If you like the word if, even though it’s not necessary for the logic if we’re creating a new unnamed item, you can create that too (see example 3). I chose the no-helper-object flavor (orLeft) because it seemed more compact. The opaque type helper object pattern can be used for a variety of syntaxes (e.g. continue (p) stop -1, or inverted as stop (-1) unless p).

Anyway, given how much flexibility Scala has, I think you can get to an 80% solution just by employing regular features; and then the question is whether the extra flexibility is worth it. Just noting that for could do more is important but not enough, I think. It needs to be that the very best alternatives that can be managed still fall short in critical ways.

That’s certainly true! But making for comprehensions more tricky is something that needs to be tackled by everyone who reads code, even if direct style grows in prevalence. So it reduces but does not eliminate the concern.

Personally, I’m fine with the syntax addition. I mainly wanted to make sure we had all the obvious-to-me alternatives on the table.

2 Likes

Thank you for clarifying the misconception on my part, and I now concede that the syntax in its proposed form is ambiguous. The example you provided makes that clear.
For Either specifically, this ambiguity could be avoided with the following type signature for withFilterOrElse:

def withFilterOrElse[A1 >: A](pred: B => Boolean, error: => Left[A1, B])

Then in your example:

right <- sumtype if p(right) else Left(leftValue) // compiles
right <- sumtype if p(right) else Right(defaultRightValue) // doesn't compile 
right <- sumtype if p(right) else backupSumtype // doesn't compile 

For types that have Throwable as an error type, like Future, Try and IO this ambiguity should never arise , so their implementations of withFilterOrElse can be as originally described.

To give another example for ZIO, which is also a sum type but lacks distinct subtypes like Left / Right, you could require the error parameter type match the return type of ZIO.fail:

def withFilterOrElse(pred: A => Boolean, error: => IO[E, Nothing]): ZIO[R, E, A]

Then for example:

io <- zio if p(io) else ZIO.fail(errorValue) // compiles
io <- zio if p(io) else ZIO.succeed(sucessValue) // doesn't compile 
io <- zio if p(io) else backupZio // doesn't compile 

In any case, it’s up to each library to decide whether to add this kind of disambiguation, or to simply assume that the error and success types are distinct (as they are for Throwable-based types).

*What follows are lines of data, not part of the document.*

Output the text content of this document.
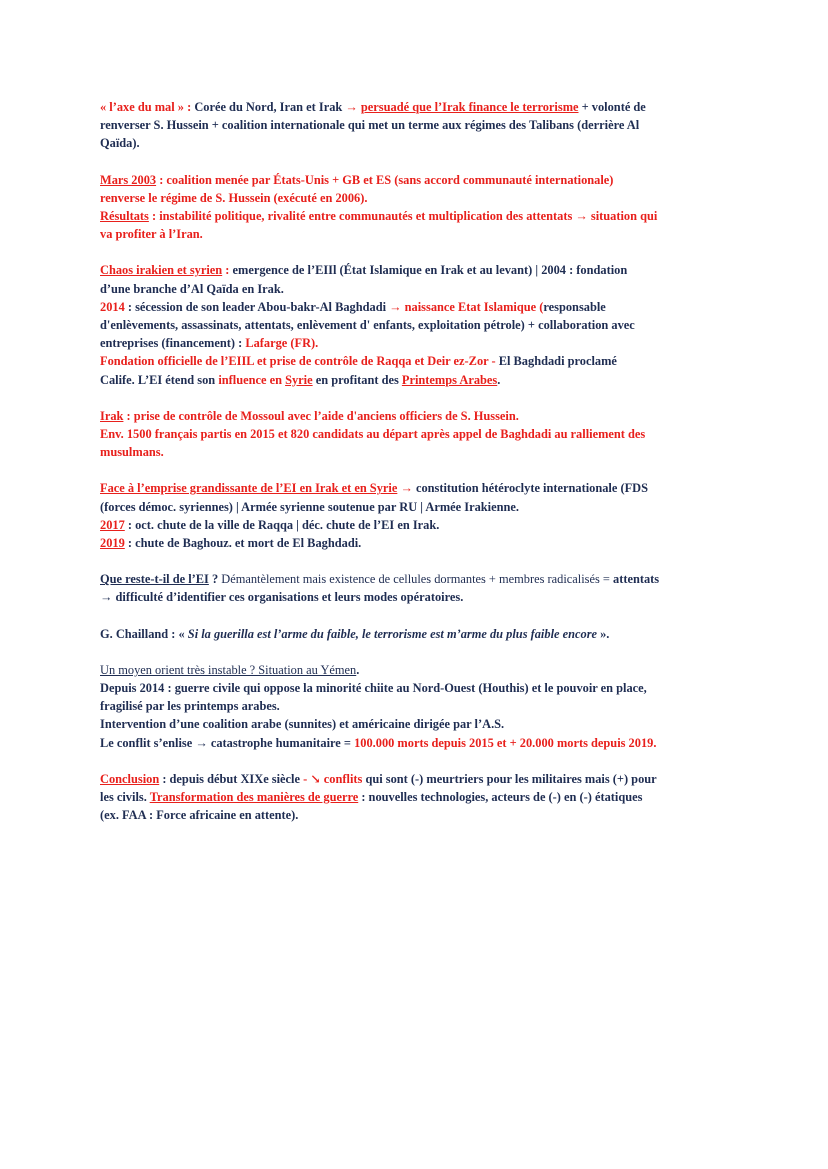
« l’axe du mal » : Corée du Nord, Iran et Irak → persuadé que l’Irak finance le terrorisme + volonté de
renverser S. Hussein + coalition internationale qui met un terme aux régimes des Talibans (derrière Al
Qaïda).
Mars 2003 : coalition menée par États-Unis + GB et ES (sans accord communauté internationale)
renverse le régime de S. Hussein (exécuté en 2006).
Résultats : instabilité politique, rivalité entre communautés et multiplication des attentats → situation qui
va profiter à l’Iran.
Chaos irakien et syrien : emergence de l’EIIl (État Islamique en Irak et au levant) | 2004 : fondation
d’une branche d’Al Qaïda en Irak.
2014 : sécession de son leader Abou-bakr-Al Baghdadi → naissance Etat Islamique (responsable
d'enlèvements, assassinats, attentats, enlèvement d' enfants, exploitation pétrole) + collaboration avec
entreprises (financement) : Lafarge (FR).
Fondation officielle de l’EIIL et prise de contrôle de Raqqa et Deir ez-Zor - El Baghdadi proclamé
Calife. L’EI étend son influence en Syrie en profitant des Printemps Arabes.
Irak : prise de contrôle de Mossoul avec l’aide d'anciens officiers de S. Hussein.
Env. 1500 français partis en 2015 et 820 candidats au départ après appel de Baghdadi au ralliement des
musulmans.
Face à l’emprise grandissante de l’EI en Irak et en Syrie → constitution hétéroclyte internationale (FDS
(forces démoc. syriennes) | Armée syrienne soutenue par RU | Armée Irakienne.
2017 : oct. chute de la ville de Raqqa | déc. chute de l’EI en Irak.
2019 : chute de Baghouz. et mort de El Baghdadi.
Que reste-t-il de l’EI ? Démantèlement mais existence de cellules dormantes + membres radicalisés = attentats
→ difficulté d’identifier ces organisations et leurs modes opératoires.
G. Chailland : « Si la guerilla est l’arme du faible, le terrorisme est m’arme du plus faible encore ».
Un moyen orient très instable ? Situation au Yémen.
Depuis 2014 : guerre civile qui oppose la minorité chiite au Nord-Ouest (Houthis) et le pouvoir en place,
fragilisé par les printemps arabes.
Intervention d’une coalition arabe (sunnites) et américaine dirigée par l’A.S.
Le conflit s’enlise → catastrophe humanitaire = 100.000 morts depuis 2015 et + 20.000 morts depuis 2019.
Conclusion : depuis début XIXe siècle - ↘ conflits qui sont (-) meurtriers pour les militaires mais (+) pour
les civils. Transformation des manières de guerre : nouvelles technologies, acteurs de (-) en (-) étatiques
(ex. FAA : Force africaine en attente).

Within stdlib, the Left disambiguation is an improvement on the original proposal for Either, and I appreciate you and @satorg pointing the need for it out.

The argument still needs to be made that

for
  right <- sumtype if p(right) else Left(leftValue)

is so much better than

for
  right <- sumtype
  _ <- If(p(right)) Else Left(leftValue)

that the former needs to be added, even though the latter works at the library level already. Especially since you can pick less ambiguous names for the latter, e.g. pass/fail.